Hal ini mulai berubah selama pandemi virus corona, ketika Pinhasov mengatakan nada perdebatan publik mengenai isu-isu seperti lockdown dan vaksin menjadi lebih keras. Kemudian, ketika Israel terus maju dari satu pemilu ke pemilu lainnya, ketegangan mulai terasa di dalam negeri.
Suaminya akan memberitahunya bahwa dia telah “dicuci otak” dan mengeluh tentang media “kiri”, kata Pinhasov. Ketika dia tidak setuju, dia berkata, “Kamu tidak mengerti.” Mereka tidak bisa lagi menonton berita bersama atau acara “Negeri Indah”, sebuah acara satir politik yang populer.
Keempat anak mereka, termasuk seorang putra berusia 21 tahun yang memiliki pandangan yang sama dengan ayahnya, semuanya mencintai dan menghormati satu sama lain dan orang tua mereka, katanya. Tapi ini rumit, seperti berjalan di atas kulit telur.

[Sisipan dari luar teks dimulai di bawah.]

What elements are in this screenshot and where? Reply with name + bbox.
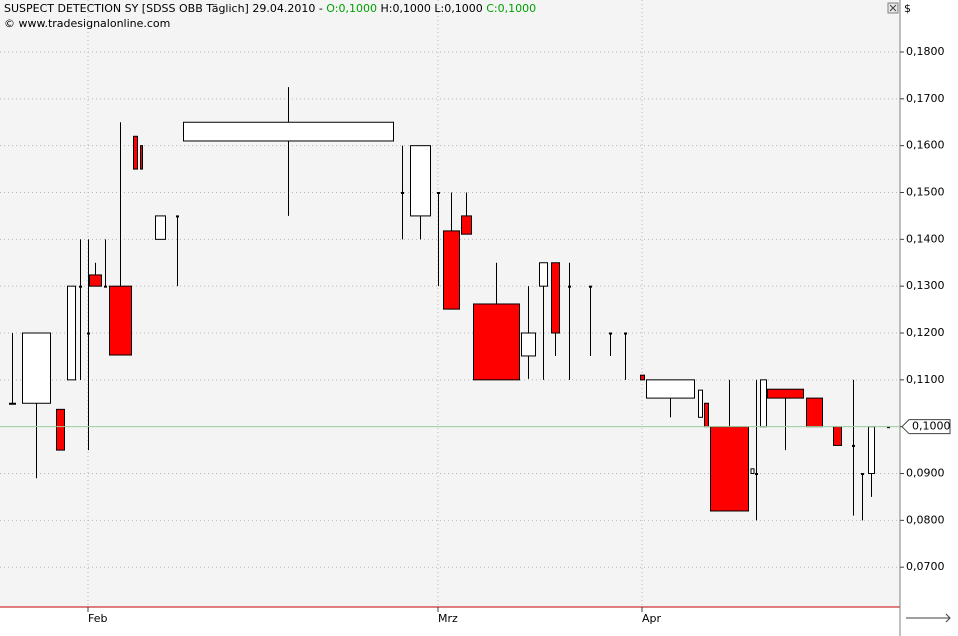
candle-body	[833, 426, 842, 446]
candle-body	[704, 402, 709, 428]
candle-body	[104, 285, 107, 288]
y-axis-area	[900, 0, 958, 636]
candle-body	[56, 408, 65, 451]
candle-body	[140, 145, 143, 170]
x-tick-label: Feb	[88, 612, 107, 625]
header-high-low: H:0,1000 L:0,1000	[377, 2, 486, 15]
header-open: O:0,1000	[326, 2, 377, 15]
candle-body	[155, 215, 166, 240]
x-axis-area	[0, 607, 900, 636]
candle-body	[750, 468, 755, 475]
close-icon	[889, 4, 897, 12]
candle-body	[410, 145, 431, 217]
y-tick-label: 0,1600	[906, 139, 945, 152]
candle-body	[767, 388, 804, 399]
candle-body	[640, 374, 645, 381]
candle-body	[89, 274, 102, 287]
candle-body	[755, 473, 758, 476]
y-tick-label: 0,1800	[906, 45, 945, 58]
candle-body	[79, 285, 82, 288]
header-close: C:0,1000	[486, 2, 536, 15]
candle-body	[473, 303, 520, 381]
candle-body	[698, 389, 703, 418]
candle-body	[133, 135, 138, 170]
candle-body	[624, 332, 627, 335]
candle-body	[461, 215, 472, 235]
candle-body	[646, 379, 695, 399]
x-tick-label: Mrz	[438, 612, 458, 625]
candle-body	[183, 121, 394, 142]
candle-body	[806, 397, 823, 428]
candle-body	[437, 191, 440, 194]
y-tick-label: 0,1100	[906, 373, 945, 386]
source: © www.tradesignalonline.com	[4, 17, 170, 30]
candle-body	[67, 285, 76, 381]
candle-body	[87, 332, 90, 335]
candle-body	[861, 473, 864, 476]
candle-body	[551, 262, 560, 334]
candle-body	[176, 215, 179, 218]
y-tick-label: 0,0800	[906, 513, 945, 526]
candle-body	[568, 285, 571, 288]
header-title: SUSPECT DETECTION SY [SDSS OBB Täglich] …	[4, 2, 326, 15]
candle-body	[609, 332, 612, 335]
candle-body	[868, 426, 875, 475]
candle-body	[109, 285, 132, 356]
candle-body	[521, 332, 536, 357]
y-tick-label: 0,1200	[906, 326, 945, 339]
candle-body	[760, 379, 767, 428]
last-price-box	[901, 419, 951, 435]
y-tick-label: 0,1300	[906, 279, 945, 292]
last-price-label: 0,1000	[912, 420, 951, 433]
y-unit: $	[904, 2, 911, 15]
candle-body	[852, 444, 855, 447]
candle-body	[539, 262, 548, 287]
candle-body	[22, 332, 51, 404]
y-tick-label: 0,0900	[906, 467, 945, 480]
header: SUSPECT DETECTION SY [SDSS OBB Täglich] …	[4, 2, 536, 15]
y-tick-label: 0,1500	[906, 185, 945, 198]
y-tick-label: 0,0700	[906, 560, 945, 573]
candle-body	[401, 191, 404, 194]
y-tick-label: 0,1400	[906, 232, 945, 245]
x-tick-label: Apr	[642, 612, 662, 625]
scroll-icon[interactable]	[906, 613, 951, 623]
y-tick-label: 0,1700	[906, 92, 945, 105]
candle-body	[9, 402, 16, 405]
candle-body	[710, 426, 749, 512]
candle-body	[443, 230, 460, 310]
candle-body	[589, 285, 592, 288]
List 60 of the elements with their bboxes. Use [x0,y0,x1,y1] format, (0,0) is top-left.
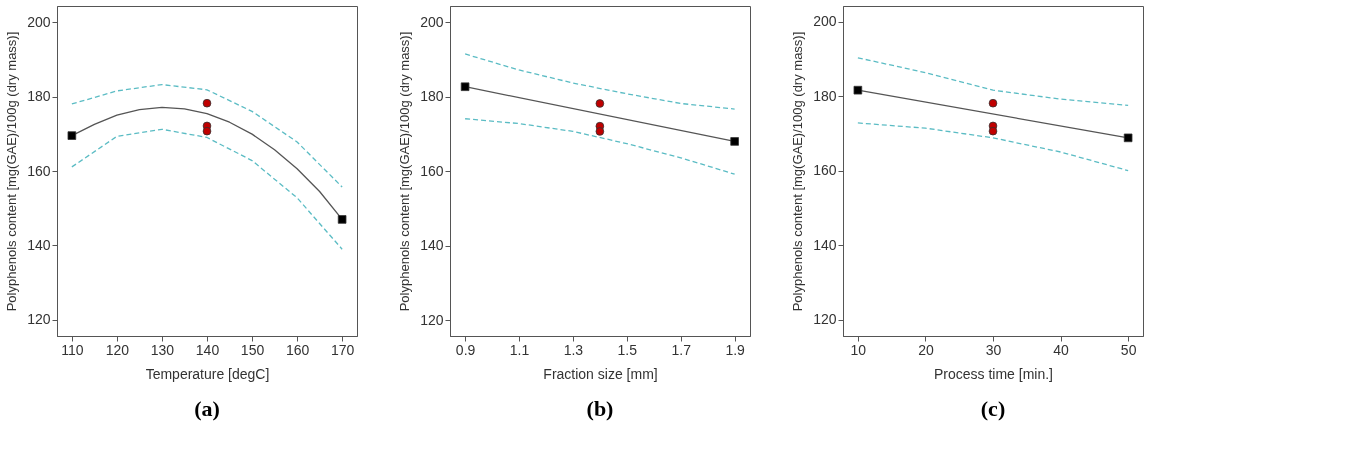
x-tick-label: 110 [61,341,84,358]
point [202,98,212,108]
x-tick-label: 120 [105,341,130,358]
text: (c) [980,396,1006,421]
x-tick-label: 1.7 [671,341,692,358]
x-tick-label: 1.3 [563,341,584,358]
point [988,126,998,136]
x-axis-title: Fraction size [mm] [543,365,658,382]
x-tick-label: 130 [150,341,175,358]
y-tick-label: 140 [27,236,51,253]
y-tick-label: 140 [420,237,444,254]
y-tick-label: 160 [813,162,837,179]
y-tick-label: 180 [813,87,837,104]
x-tick-label: 10 [850,341,867,358]
x-tick-label: 40 [1053,341,1070,358]
y-axis-title: Polyphenols content [mg(GAE)/100g (dry mass)] [790,31,806,312]
point [730,137,739,146]
y-tick-label: 180 [420,88,444,105]
y-axis-title: Polyphenols content [mg(GAE)/100g (dry mass)] [4,31,20,312]
x-tick-label: 1.5 [617,341,638,358]
x-tick-label: 160 [285,341,310,358]
x-tick-label: 0.9 [455,341,476,358]
x-axis-title: Process time [min.] [933,365,1054,382]
x-tick-label: 50 [1120,341,1137,358]
text: (b) [586,396,614,421]
x-tick-label: 170 [330,341,355,358]
x-tick-label: 1.9 [725,341,746,358]
x-tick-label: 150 [240,341,265,358]
x-tick-label: 30 [985,341,1002,358]
point [460,82,470,92]
text: (a) [194,396,220,421]
y-tick-label: 200 [420,13,444,30]
line-series [464,118,736,175]
y-tick-label: 160 [27,162,51,179]
point [1123,133,1133,143]
y-tick-label: 160 [420,162,444,179]
point [595,127,605,136]
point [988,98,998,108]
x-tick-label: 20 [918,341,934,358]
y-tick-label: 120 [420,311,444,328]
y-tick-label: 140 [813,236,837,253]
y-tick-label: 200 [813,13,837,30]
point [67,131,77,140]
point [853,85,863,95]
line-series [857,122,1129,172]
line-series [857,57,1129,107]
line-series [71,128,343,250]
line-series [71,83,343,188]
point [337,215,347,224]
line-series [464,53,736,110]
y-tick-label: 200 [27,13,51,30]
y-tick-label: 180 [27,88,51,105]
x-axis-title: Temperature [degC] [145,365,270,382]
point [202,126,212,136]
x-tick-label: 1.1 [509,341,530,358]
point [595,99,605,108]
y-tick-label: 120 [27,311,51,328]
x-tick-label: 140 [195,341,220,358]
y-axis-title: Polyphenols content [mg(GAE)/100g (dry mass)] [397,31,413,312]
y-tick-label: 120 [813,311,837,328]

Meskipun Israel biasanya bersatu pada saat perang, benih ketidakpercayaan telah ditanamkan beberapa dekade yang lalu.
Sejak awal berdirinya negara ini, mayoritas Yahudi dirundung perselisihan mengenai isu-isu seperti apakah akan menerima reparasi dari Jerman Barat pascaperang, hingga protes keras yang dilakukan oleh kaum Yahudi Timur Tengah yang miskin pada awal tahun 1970-an, dan perpecahan internal yang sengit akibat kegagalan militer selama Perang Dunia II tahun 1973. Perang Timur dan kemudian di Lebanon.

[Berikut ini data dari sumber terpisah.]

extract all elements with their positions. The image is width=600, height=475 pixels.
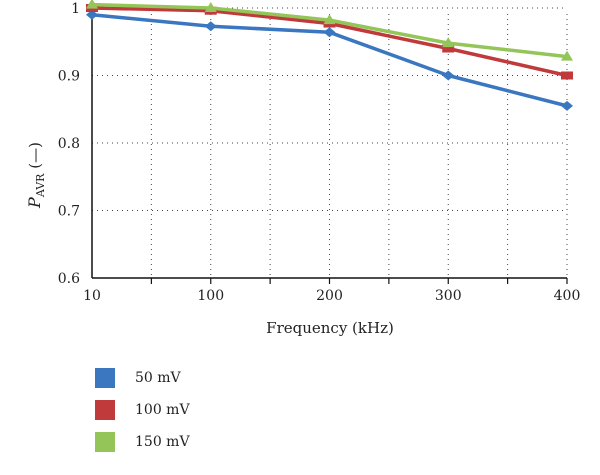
legend-label: 50 mV — [135, 370, 181, 386]
legend-swatch — [95, 368, 115, 388]
y-axis-title-main: P — [25, 197, 44, 209]
series-point-2 — [86, 0, 98, 9]
y-axis-title: PAVR (—) — [25, 142, 47, 209]
series-point-0 — [323, 27, 336, 38]
x-tick-label: 400 — [554, 288, 581, 304]
series-point-0 — [86, 9, 98, 20]
legend-item: 150 mV — [95, 426, 190, 458]
y-tick-label: 0.6 — [58, 271, 80, 287]
series-point-0 — [204, 21, 217, 32]
y-axis-title-unit: (—) — [26, 142, 44, 173]
y-tick-label: 0.8 — [58, 136, 80, 152]
legend-item: 50 mV — [95, 362, 190, 394]
series-point-2 — [561, 50, 573, 61]
x-tick-labels: 10 100 200 300 400 — [83, 288, 580, 304]
series-point-0 — [561, 100, 573, 111]
chart-svg: 10 100 200 300 400 0.6 0.7 0.8 0.9 1 Frequency (… — [25, 0, 580, 337]
y-tick-label: 0.9 — [58, 69, 80, 85]
legend-swatch — [95, 400, 115, 420]
x-tick-label: 100 — [197, 288, 224, 304]
x-tick-label: 200 — [316, 288, 343, 304]
legend-item: 100 mV — [95, 394, 190, 426]
x-tick-label: 300 — [435, 288, 462, 304]
legend-swatch — [95, 432, 115, 452]
legend-label: 150 mV — [135, 434, 190, 450]
series-point-1 — [561, 71, 573, 80]
series-point-2 — [323, 14, 336, 25]
y-tick-label: 0.7 — [58, 204, 80, 220]
x-axis-title: Frequency (kHz) — [266, 319, 394, 337]
series-layer — [86, 0, 573, 111]
series-point-2 — [442, 37, 455, 48]
y-tick-label: 1 — [71, 1, 80, 17]
y-axis-title-sub: AVR — [34, 173, 47, 198]
legend-label: 100 mV — [135, 402, 190, 418]
series-point-1 — [442, 44, 455, 53]
grid — [92, 7, 568, 284]
series-point-0 — [442, 70, 455, 81]
series-point-2 — [204, 2, 217, 12]
y-tick-labels: 0.6 0.7 0.8 0.9 1 — [58, 1, 80, 287]
x-tick-label: 10 — [83, 288, 101, 304]
legend: 50 mV 100 mV 150 mV — [95, 362, 190, 458]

Perdana Menteri Yitzhak Rabin dibunuh pada tahun 1995 oleh seorang ultranasionalis Yahudi yang menentang upaya perdamaiannya dengan Palestina. Protes besar terjadi ketika Israel menarik diri dari Jalur Gaza pada tahun 2005.

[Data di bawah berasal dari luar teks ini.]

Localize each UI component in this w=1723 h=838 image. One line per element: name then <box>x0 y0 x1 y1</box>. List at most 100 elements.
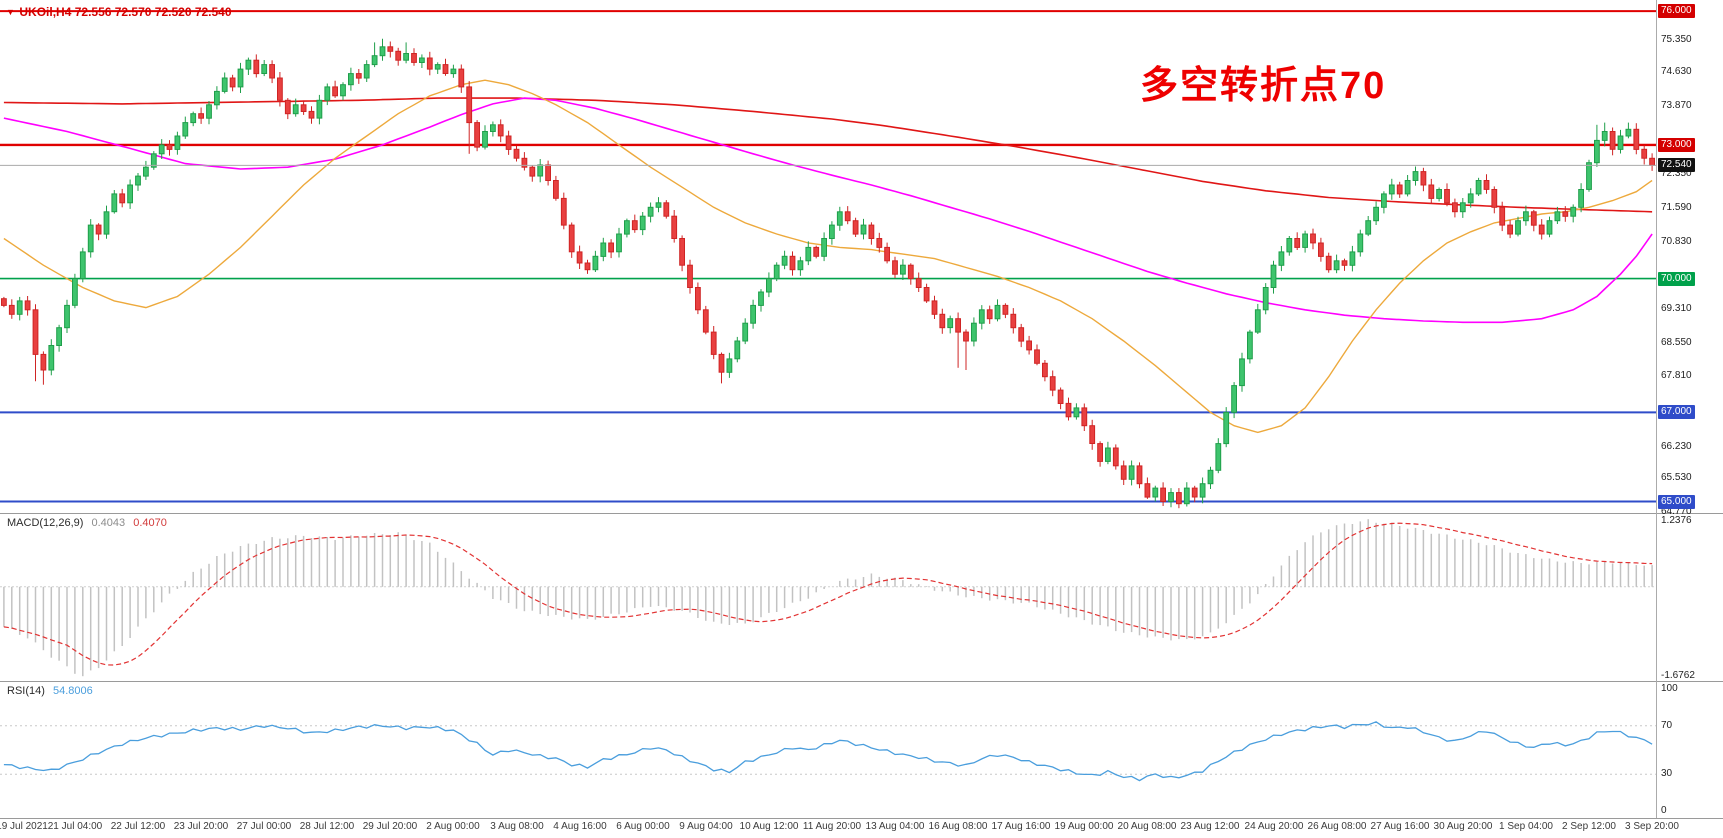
candle <box>450 64 457 78</box>
candle <box>426 51 433 76</box>
candle <box>48 339 55 376</box>
price-axis[interactable]: 75.350 74.630 73.870 72.350 71.590 70.830 69.3… <box>1657 0 1723 818</box>
main-price-chart[interactable] <box>0 0 1656 514</box>
candle <box>95 223 102 241</box>
candle <box>773 262 780 282</box>
candle <box>40 351 47 385</box>
candle <box>513 145 520 162</box>
candle <box>671 210 678 243</box>
candle <box>127 179 133 209</box>
candle <box>474 120 481 152</box>
candle <box>568 222 575 258</box>
candle <box>403 42 410 64</box>
date-label: 20 Aug 08:00 <box>1117 821 1177 832</box>
candle <box>1199 477 1206 504</box>
candle <box>466 81 473 154</box>
candle <box>1152 485 1159 502</box>
candle <box>1554 206 1561 224</box>
macd-panel-chart[interactable] <box>0 514 1656 682</box>
date-label: 30 Aug 20:00 <box>1433 821 1493 832</box>
candle <box>1609 127 1616 156</box>
candle <box>387 41 394 58</box>
candle <box>1160 482 1166 506</box>
candle <box>1049 370 1056 397</box>
time-axis[interactable]: 19 Jul 2021 21 Jul 04:00 22 Jul 12:00 23 Ju… <box>0 819 1723 838</box>
candle <box>340 82 346 101</box>
candle <box>1081 403 1088 431</box>
candle <box>900 259 906 280</box>
candle <box>1601 122 1608 147</box>
candle <box>190 111 197 127</box>
candle <box>1057 387 1064 410</box>
candle <box>1452 198 1458 218</box>
candle <box>923 283 930 303</box>
candle <box>718 352 725 384</box>
date-label: 29 Jul 20:00 <box>362 821 418 832</box>
candle <box>1562 206 1569 222</box>
rsi-panel-chart[interactable] <box>0 682 1656 818</box>
candle <box>821 232 828 262</box>
candle <box>1010 308 1017 334</box>
candle <box>1294 232 1301 250</box>
candle <box>1034 344 1040 366</box>
candle <box>1365 216 1372 237</box>
date-label: 9 Aug 04:00 <box>679 821 733 832</box>
candle <box>1396 181 1403 198</box>
candle <box>1223 407 1230 448</box>
candle <box>64 299 70 333</box>
macd-main-value: 0.4043 <box>91 517 126 529</box>
date-label: 3 Sep 20:00 <box>1625 821 1679 832</box>
candle <box>726 352 733 378</box>
candle <box>1262 283 1269 315</box>
candle <box>284 98 291 120</box>
candle <box>1594 124 1600 167</box>
candle <box>836 206 843 231</box>
candle <box>624 218 630 238</box>
candle <box>1641 145 1648 165</box>
candle <box>1144 477 1151 499</box>
candle <box>261 60 268 77</box>
candle <box>1530 209 1537 232</box>
date-label: 27 Jul 00:00 <box>236 821 292 832</box>
candle <box>852 217 859 237</box>
candle <box>1459 198 1466 218</box>
macd-label-text: MACD(12,26,9) <box>7 517 84 529</box>
candle <box>1247 329 1253 364</box>
candle <box>647 202 654 223</box>
candle <box>1633 123 1640 155</box>
rsi-axis-tick: 30 <box>1661 768 1673 779</box>
candle <box>1428 178 1435 204</box>
candle <box>143 160 149 180</box>
date-label: 16 Aug 08:00 <box>928 821 988 832</box>
macd-signal-line <box>3 522 1653 666</box>
candle <box>907 263 914 285</box>
date-label: 4 Aug 16:00 <box>553 821 607 832</box>
candle <box>1168 488 1174 508</box>
candle <box>884 242 891 264</box>
price-tick: 69.310 <box>1661 303 1692 314</box>
price-axis-divider <box>1656 0 1657 818</box>
candle <box>119 188 126 208</box>
candle <box>411 48 417 66</box>
candle <box>355 69 362 84</box>
candle <box>292 98 299 117</box>
date-label: 26 Aug 08:00 <box>1307 821 1367 832</box>
rsi-axis-tick: 70 <box>1661 720 1673 731</box>
symbol-marker-icon: ▼ <box>6 7 15 17</box>
candle <box>1325 252 1332 273</box>
candle <box>1388 178 1395 200</box>
candle <box>1112 444 1119 470</box>
candle <box>971 317 977 347</box>
panel-divider-rsi[interactable] <box>0 681 1723 682</box>
candle <box>16 296 23 321</box>
chart-title-text: UKOil,H4 72.556 72.570 72.520 72.540 <box>19 5 232 19</box>
macd-axis-tick: 1.2376 <box>1661 515 1692 526</box>
candle <box>608 239 615 259</box>
candle <box>1270 260 1277 294</box>
panel-divider-macd[interactable] <box>0 513 1723 514</box>
candle <box>955 312 962 368</box>
candle <box>734 336 741 363</box>
candle <box>371 42 378 68</box>
candle <box>1475 177 1482 196</box>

“Israel merupakan masyarakat yang sangat terpecah, namun entah bagaimana mereka tetap bersatu,” kata Tom Segev, seorang penulis, sejarawan dan jurnalis Israel. Bedanya sekarang, kita benar-benar membahas nilai-nilai dasar masyarakat ini.
Protes terhadap pemerintahan Netanyahu menunjukkan bahwa banyak orang yang “benar-benar takut” terhadap masa depan negaranya, katanya.
Ekonom Universitas Tel Aviv Dan Ben-David, presiden Shoresh Institution for Socio-Economic Research, menunjuk pada dua peristiwa penting dalam sejarah Israel – perang Timur Tengah tahun 1967 dan 1973.
Perang tahun 1967, di mana Israel menaklukkan Tepi Barat, Jalur Gaza dan Yerusalem Timur, memunculkan gerakan pemukim Yahudi, yang berubah menjadi kekuatan politik yang kuat yang mewakili sekitar 700.000 orang.
Sementara itu, perang tahun 1973 menggerakkan proses yang membawa partai sayap kanan Likud berkuasa empat tahun kemudian. Likud telah memerintah hampir sepanjang waktu sejak saat itu, biasanya bekerja sama dengan partai-partai ultra-Ortodoks.
Partai-partai keagamaan ini telah menggunakan kekuatan politik mereka untuk mendapatkan subsidi yang besar dan pengecualian yang kontroversial dari dinas militer – yang membuat marah masyarakat sekuler yang lebih luas.
Komunitas ultra-Ortodoks, dan pada tingkat lebih rendah komunitas agama nasionalis, mengoperasikan sistem sekolah terpisah yang memberikan pendidikan di bawah standar dengan sedikit menghormati nilai-nilai demokrasi seperti hak-hak minoritas, kata Ben-David.
Karena komunitas-komunitas ini memiliki tingkat kelahiran yang tinggi, ia mengatakan negara ini perlu kembali ke model “melting pot” yang mencakup kurikulum inti yang mempromosikan nilai-nilai universal, katanya. “Jika kita adalah satu bangsa, maka kita harus mengajari anak-anak kita apa yang menyatukan kita.”
Danny Danon, mantan duta besar untuk PBB dan tokoh penting di partai Likud Netanyahu, mengatakan peringatan tersebut adalah waktu bagi semua orang untuk merenungkan dan merenungkan kesamaan yang mereka miliki.
“Dalam lima tahun saya di PBB, saya menyadari bahwa musuh-musuh kita tidak membedakan antara kiri dan kanan, sekuler dan Ortodoks,” katanya. “Itulah mengapa kita harus menyadari bahwa kita harus berdiri bersama.”
Meski begitu, banyak yang melihat perayaan ulang tahun ke-75 sebagai saat yang bergembira.
Pinhasov mengatakan dia akan mengadakan pesta yang dihadiri sekitar 100 orang di rumahnya di Israel tengah, banyak dari mereka adalah anggota keluarga suaminya.
“Ini adalah hari kemerdekaan kita,” katanya. “Ini masih hari untuk perayaan.”